Südsardinien ist ein großartiger Ort zum Scheinheiligsein. Oder aber um beim Soft-Trail-Laufen ein bisserl drüber nachzudenken. Eben weil man schon wenige Meter neben der Straße alles findet, was das Herz sich da nur wünschen kann. Steinige, staubige, steile Pfade durch die Macchia. Sand und Klippen. Endlose Blicke, die sich hinter jeder Biegung anders und doch irgendwie ähnlich präsentieren.

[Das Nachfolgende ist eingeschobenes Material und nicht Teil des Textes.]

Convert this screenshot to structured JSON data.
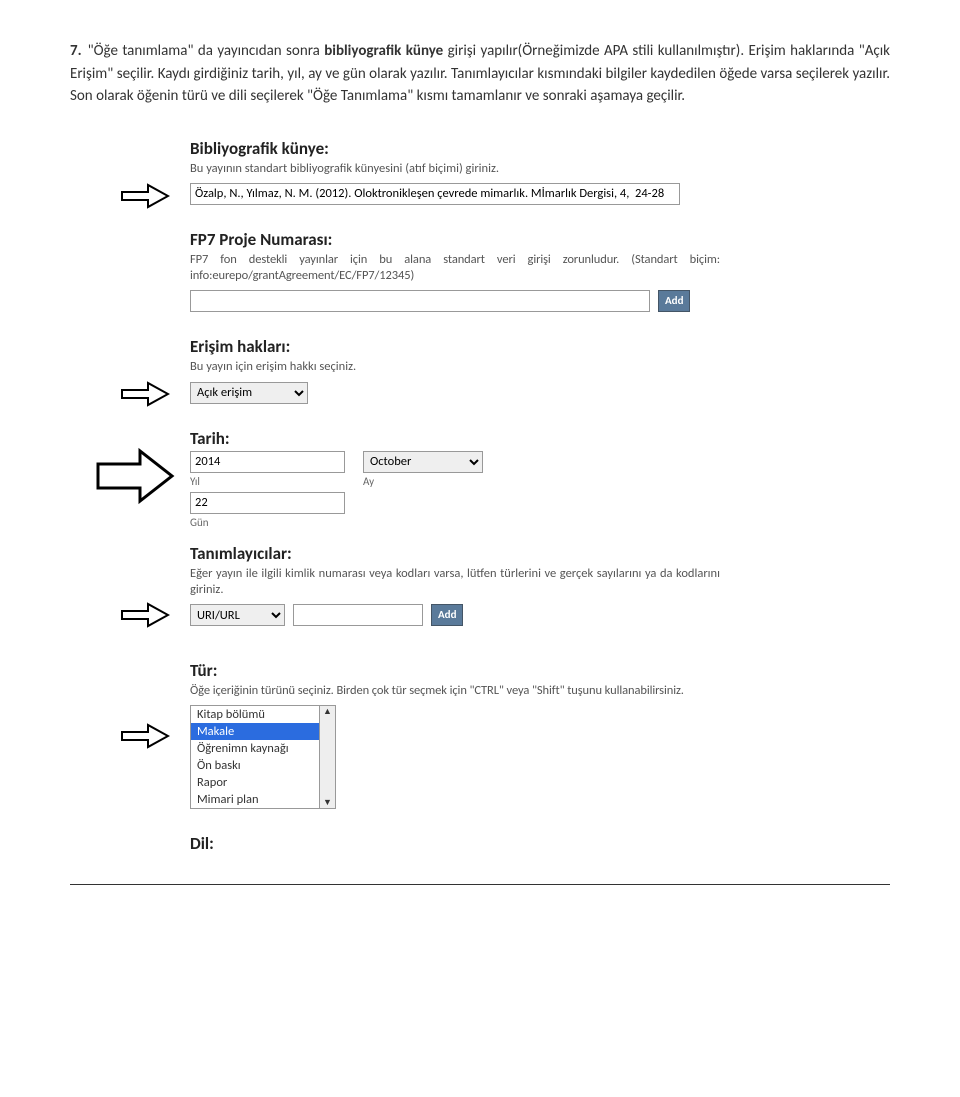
{
  "intro": {
    "num": "7.",
    "t1": "\"Öğe tanımlama\"",
    "t2": " da yayıncıdan sonra ",
    "bold": "bibliyografik künye",
    "t3": " girişi yapılır(Örneğimizde APA stili kullanılmıştır). Erişim haklarında \"Açık Erişim\" seçilir. Kaydı girdiğiniz tarih, yıl, ay ve gün olarak yazılır. Tanımlayıcılar kısmındaki bilgiler kaydedilen öğede varsa seçilerek yazılır. Son olarak öğenin türü ve dili seçilerek \"Öğe Tanımlama\" kısmı tamamlanır ve sonraki aşamaya geçilir."
  },
  "biblio": {
    "heading": "Bibliyografik künye:",
    "desc": "Bu yayının standart bibliyografik künyesini (atıf biçimi) giriniz.",
    "value": "Özalp, N., Yılmaz, N. M. (2012). Oloktronikleşen çevrede mimarlık. Mİmarlık Dergisi, 4,  24-28"
  },
  "fp7": {
    "heading": "FP7 Proje Numarası:",
    "desc": "FP7 fon destekli yayınlar için bu alana standart veri girişi zorunludur. (Standart biçim: info:eurepo/grantAgreement/EC/FP7/12345)",
    "add": "Add"
  },
  "access": {
    "heading": "Erişim hakları:",
    "desc": "Bu yayın için erişim hakkı seçiniz.",
    "value": "Açık erişim"
  },
  "date": {
    "heading": "Tarih:",
    "year": "2014",
    "month": "October",
    "day": "22",
    "year_lbl": "Yıl",
    "month_lbl": "Ay",
    "day_lbl": "Gün"
  },
  "idents": {
    "heading": "Tanımlayıcılar:",
    "desc": "Eğer yayın ile ilgili kimlik numarası veya kodları varsa, lütfen türlerini ve gerçek sayılarını ya da kodlarını giriniz.",
    "type": "URI/URL",
    "add": "Add"
  },
  "type": {
    "heading": "Tür:",
    "desc": "Öğe içeriğinin türünü seçiniz. Birden çok tür seçmek için \"CTRL\" veya \"Shift\" tuşunu kullanabilirsiniz.",
    "opts": [
      "Kitap bölümü",
      "Makale",
      "Öğrenimn kaynağı",
      "Ön baskı",
      "Rapor",
      "Mimari plan"
    ]
  },
  "lang": {
    "heading": "Dil:"
  }
}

Buchten, in denen auf einsamen Segelyachten andere "Individualisten" ihren Teilzeitausstieg aus der systematisiert-isozertifizierten Alltagsfreizeitkultur zelebrieren – und sich mangels sicht- oder hörbarer Nachbarn auch eine Prise "Solitude-Light" gönnen. Es sei ihnen vergönnt: Träume sind schließlich nicht dazu da, um zerpflückt zu werden: Sie wollen und sollen geträumt werden. Und umgesetzt: Habe ich "Regel eins" schon erwähnt?

Foto: thomas rottenberg

Mein Ziel an diesem Morgen war Capo Boi. Eine kleine Halbinsel im Golf von Cagliari mit einem – vermutlich – mittelalterlichen, halb verfallenen Wachturm. Google verriet mir relativ wenig über dieses kleine Eck. Im "Rough Guide Sardinia" wird der Fleck immerhin erwähnt. Als Hügel mit Turm, in dessen Umgebung es ein paar kaum zugängliche und nicht ganz leicht zu findende sandige Traumstrände gibt, an denen die Touristenströme, die die Gegend um Villasimius in den letzten Jahren doch erreicht haben, mangels bequemer Erreichbarkeit vorbeiziehen.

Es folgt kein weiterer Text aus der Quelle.